Five Thousand Cancers

Palm Springs, an envious devil
scratching my skin with sand scum and cactus soap—
still I love desert kin and a 97° shade of palm,
            the way two lovers sing broken off psalms
with the crests of mouths reminiscent in palate of
blackberry dessert in a grandmother’s kitchen

How deep did you center yourself into the recesses of the fire?
            lleno de tripas             muriendo de amor

eat, and make love like your body holds seven sets of souls
and one memory            the heat            the cross
she starves money and browns in the sun,

a pattern of green, an echo of flaked orange on the lips,
architecture of stolen rosary embroidered on the belly button
where the south is receding and impregnated by the devil—
tattooed in nightlife neon from around the corner
and a temperament disfigured by the sour diesel,

Five thousand cancers are alive in your lashes,
ella se muere de hambre y se pone al sol.

Damocles

You were born to be a Damocles.
It’s in your name / you share the same
snake-like entendre     you lure, into love
and linger the sword of your lust, provoking
strokes of luck into fire and your rotting teeth
grind on spongy hearts like punch-drunk birds of prey

At dusk, your hands spring into fever / your mouths
(you have seven) sing communion into the chasm
where you once left my swollen virginity and your
stolen identity / the back of you sprawls,
shoulders collapse, wide-winged and white dust
spilling from my chest cavity as you crack my soul
in half in the malevolent sleuth of your unhinged jaw

I wait to be swallowed / as all other men / they wait
for your cataclysm, the cautionary verb of your
intimidation, the missing N—a symbol that slides
from your thenar like Judas hiding inside a throat,
consuming fates made of flowers you plucked off
the flats of my feet as I appear next to you / a wraith

Your anatomy is nothing more than an anecdote / and
sleepless allegory

Two Cannibals in a Blackout

I am a mirror image of what is inside you.
Violence and a bullseye—subliminal sacrifices
being antagonized through ticker tape and cartographs,
velvet Tourette’s and phobic of reactionaries, our fingers swell
in the exact same way when our blood pressures rise and
we sweat the same nonsense which makes our pores smell alike—
without baths our biology is evidence of inbreeding wastelands.
But you wear my perfume when you are alone because you
want to remember what coffee smells like while you’re in love.
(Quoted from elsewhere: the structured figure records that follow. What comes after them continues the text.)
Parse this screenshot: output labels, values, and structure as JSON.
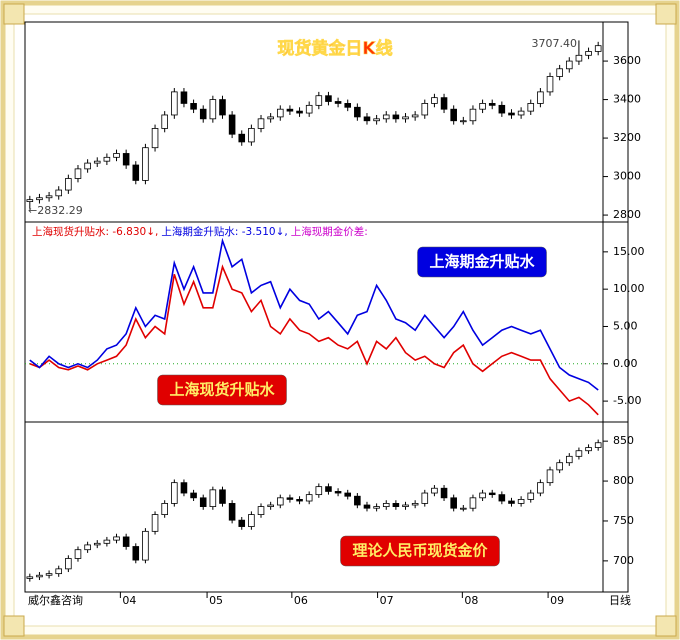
{
  "chart_data": [
    {
      "type": "candlestick",
      "title": "现货黄金日K线",
      "annotations": [
        {
          "text": "3707.40"
        },
        {
          "text": "←2832.29"
        }
      ],
      "xlim": [
        0,
        60
      ],
      "ylim": [
        2764,
        3803
      ],
      "yticks": [
        2800,
        3000,
        3200,
        3400,
        3600
      ],
      "up_color": "#ffffff",
      "down_color": "#000000",
      "open": [
        2870,
        2880,
        2890,
        2900,
        2930,
        2990,
        3040,
        3070,
        3080,
        3100,
        3120,
        3060,
        2980,
        3150,
        3250,
        3320,
        3440,
        3380,
        3350,
        3300,
        3400,
        3320,
        3220,
        3180,
        3250,
        3300,
        3310,
        3350,
        3340,
        3330,
        3370,
        3420,
        3390,
        3380,
        3360,
        3310,
        3290,
        3300,
        3320,
        3300,
        3310,
        3320,
        3380,
        3410,
        3350,
        3290,
        3290,
        3350,
        3380,
        3370,
        3330,
        3320,
        3340,
        3380,
        3440,
        3520,
        3560,
        3600,
        3630,
        3650
      ],
      "close": [
        2880,
        2890,
        2900,
        2930,
        2990,
        3040,
        3070,
        3080,
        3100,
        3120,
        3060,
        2980,
        3150,
        3250,
        3320,
        3440,
        3380,
        3350,
        3300,
        3400,
        3320,
        3220,
        3180,
        3250,
        3300,
        3310,
        3350,
        3340,
        3330,
        3370,
        3420,
        3390,
        3380,
        3360,
        3310,
        3290,
        3300,
        3320,
        3300,
        3310,
        3320,
        3380,
        3410,
        3350,
        3290,
        3290,
        3350,
        3380,
        3370,
        3330,
        3320,
        3340,
        3380,
        3440,
        3520,
        3560,
        3600,
        3630,
        3650,
        3680
      ],
      "high": [
        2900,
        2910,
        2920,
        2950,
        3010,
        3060,
        3090,
        3100,
        3120,
        3140,
        3140,
        3080,
        3170,
        3270,
        3340,
        3460,
        3460,
        3400,
        3370,
        3420,
        3420,
        3340,
        3240,
        3270,
        3320,
        3330,
        3370,
        3370,
        3360,
        3390,
        3440,
        3440,
        3410,
        3400,
        3380,
        3330,
        3320,
        3340,
        3340,
        3330,
        3340,
        3400,
        3430,
        3430,
        3370,
        3310,
        3370,
        3400,
        3400,
        3390,
        3350,
        3360,
        3400,
        3460,
        3540,
        3580,
        3620,
        3707.4,
        3670,
        3700
      ],
      "low": [
        2832.29,
        2860,
        2870,
        2880,
        2910,
        2970,
        3020,
        3050,
        3060,
        3080,
        3040,
        2960,
        2960,
        3130,
        3230,
        3300,
        3360,
        3330,
        3280,
        3280,
        3300,
        3200,
        3160,
        3160,
        3230,
        3280,
        3290,
        3320,
        3310,
        3310,
        3350,
        3370,
        3360,
        3340,
        3290,
        3270,
        3270,
        3280,
        3280,
        3280,
        3290,
        3300,
        3360,
        3330,
        3270,
        3270,
        3270,
        3330,
        3350,
        3310,
        3300,
        3300,
        3320,
        3360,
        3420,
        3500,
        3540,
        3580,
        3610,
        3630
      ]
    },
    {
      "type": "line",
      "legend": [
        {
          "text": "上海现货升贴水: -6.830↓,",
          "color": "#e00000"
        },
        {
          "text": "上海期金升贴水: -3.510↓,",
          "color": "#0000e0"
        },
        {
          "text": "上海现期金价差:",
          "color": "#cc00cc"
        }
      ],
      "xlim": [
        0,
        60
      ],
      "ylim": [
        -7.8,
        19
      ],
      "yticks": [
        {
          "value": -5,
          "label": "-5.00"
        },
        {
          "value": 0,
          "label": "0.00"
        },
        {
          "value": 5,
          "label": "5.00"
        },
        {
          "value": 10,
          "label": "10.00"
        },
        {
          "value": 15,
          "label": "15.00"
        }
      ],
      "hline": 0,
      "hline_color": "#22aa22",
      "series": [
        {
          "name": "上海现货升贴水",
          "color": "#e00000",
          "values": [
            0.0,
            -0.5,
            0.5,
            -0.5,
            -0.8,
            -0.3,
            -0.8,
            0.0,
            0.5,
            1.0,
            2.5,
            6.0,
            3.5,
            5.0,
            4.0,
            12.0,
            8.0,
            11.0,
            7.5,
            7.5,
            13.0,
            10.0,
            9.5,
            7.0,
            8.5,
            5.0,
            4.0,
            6.0,
            4.5,
            4.0,
            3.0,
            3.5,
            2.5,
            2.0,
            3.0,
            0.0,
            3.0,
            2.0,
            3.5,
            1.5,
            0.5,
            1.0,
            0.0,
            -0.5,
            1.5,
            2.5,
            0.0,
            -1.0,
            0.0,
            1.0,
            1.5,
            1.0,
            0.5,
            0.5,
            -2.0,
            -3.5,
            -5.0,
            -4.5,
            -5.5,
            -6.83
          ]
        },
        {
          "name": "上海期金升贴水",
          "color": "#0000e0",
          "values": [
            0.5,
            -0.5,
            1.0,
            0.0,
            -0.5,
            0.0,
            -0.5,
            0.5,
            2.0,
            2.5,
            4.0,
            7.5,
            5.0,
            6.5,
            6.0,
            13.5,
            10.0,
            13.0,
            9.5,
            9.5,
            16.5,
            13.0,
            14.0,
            9.5,
            10.5,
            11.0,
            7.5,
            10.0,
            8.5,
            8.0,
            6.0,
            7.0,
            5.5,
            4.0,
            6.5,
            7.0,
            10.5,
            8.5,
            6.0,
            5.5,
            4.5,
            6.5,
            5.0,
            3.5,
            5.0,
            7.0,
            4.5,
            2.5,
            3.5,
            4.5,
            5.0,
            4.5,
            4.0,
            4.5,
            2.0,
            -0.5,
            -1.5,
            -2.0,
            -2.5,
            -3.51
          ]
        }
      ]
    },
    {
      "type": "candlestick",
      "title": "理论人民币现货金价",
      "title_color": "#e00000",
      "source": "威尔鑫咨询",
      "xlabel": "日线",
      "xlim": [
        0,
        60
      ],
      "xticks": [
        {
          "value": 9.9,
          "label": "04"
        },
        {
          "value": 18.9,
          "label": "05"
        },
        {
          "value": 27.7,
          "label": "06"
        },
        {
          "value": 36.6,
          "label": "07"
        },
        {
          "value": 45.4,
          "label": "08"
        },
        {
          "value": 54.3,
          "label": "09"
        }
      ],
      "ylim": [
        661,
        874
      ],
      "yticks": [
        700,
        750,
        800,
        850
      ],
      "up_color": "#ffffff",
      "down_color": "#000000",
      "open": [
        678,
        680,
        682,
        684,
        690,
        703,
        714,
        720,
        722,
        726,
        730,
        718,
        701,
        737,
        758,
        772,
        798,
        785,
        779,
        768,
        789,
        772,
        751,
        743,
        758,
        768,
        770,
        779,
        777,
        775,
        783,
        793,
        787,
        785,
        781,
        770,
        766,
        768,
        772,
        768,
        770,
        772,
        785,
        791,
        779,
        766,
        766,
        779,
        785,
        783,
        775,
        772,
        777,
        785,
        798,
        814,
        823,
        831,
        838,
        842
      ],
      "close": [
        680,
        682,
        684,
        690,
        703,
        714,
        720,
        722,
        726,
        730,
        718,
        701,
        737,
        758,
        772,
        798,
        785,
        779,
        768,
        789,
        772,
        751,
        743,
        758,
        768,
        770,
        779,
        777,
        775,
        783,
        793,
        787,
        785,
        781,
        770,
        766,
        768,
        772,
        768,
        770,
        772,
        785,
        791,
        779,
        766,
        766,
        779,
        785,
        783,
        775,
        772,
        777,
        785,
        798,
        814,
        823,
        831,
        838,
        842,
        848
      ],
      "high": [
        684,
        686,
        688,
        694,
        707,
        718,
        724,
        726,
        730,
        734,
        734,
        722,
        741,
        762,
        776,
        802,
        802,
        789,
        783,
        793,
        793,
        776,
        755,
        762,
        772,
        774,
        783,
        783,
        781,
        787,
        797,
        797,
        791,
        789,
        785,
        774,
        772,
        776,
        776,
        774,
        776,
        789,
        795,
        795,
        783,
        770,
        783,
        789,
        789,
        787,
        779,
        781,
        789,
        802,
        818,
        827,
        835,
        842,
        846,
        852
      ],
      "low": [
        674,
        676,
        678,
        680,
        686,
        699,
        710,
        716,
        718,
        722,
        714,
        697,
        697,
        733,
        754,
        768,
        781,
        775,
        764,
        764,
        768,
        747,
        739,
        739,
        754,
        764,
        766,
        773,
        771,
        771,
        779,
        783,
        781,
        777,
        766,
        762,
        762,
        764,
        764,
        764,
        766,
        768,
        781,
        775,
        762,
        762,
        762,
        775,
        779,
        771,
        768,
        768,
        773,
        781,
        794,
        810,
        819,
        827,
        834,
        838
      ]
    }
  ]
}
My husband says he sees how I am exactly like you.
The more he hears, the more he talks to you, the more he knows,
the more he notices the niceties that we have overlooked—
it’s in the way we speak, a catchphrase, a gruff sigh and
an anxious need to be left alone—exigency impales our mouths
and that is why it is dangerous for us to breath the same air—
two cannibals in a blackout—a ferritin drip of the same
flaring nostril and the rotten leftovers of a person telling the same
inside joke time and time and time again because nothing is funnier
than sardonic comfort and a bowl of porridge, a sunken belly—we rub all
four eyes and blink until eyelashes loosen, we return to kaleidoscope.
How small are my hands? How cosmic, like the vowel in our names.

I press the letter N, and while you’re miles away in Hong Kong
you turn it into a song that no one else understands but me.

Which one of us has been coddled more by the other?
You leave love notes regardless of descent, and I impersonate
your voice in my head—the one that always told me “nothing is a mistake.”

You read my mind. I say nothing—but you hear me
and it makes us questions why we use words at all,
why call and exaggerate the wobble of your knees
in comparison to flat feet and lack of sleep—tell me
repetitiously how I am not the same, but neither are you,
and it angers you to be different from the person for whom
you divided your life into two—it’s not you, it’s not me,
this isn’t us and us isn’t we and when you look in the mirror
it’s not you that you see, and my husband agrees that he doesn’t
see me—but neither of you ask how I feel about not knowing
who I am, or knowing all too well, which are the same thing.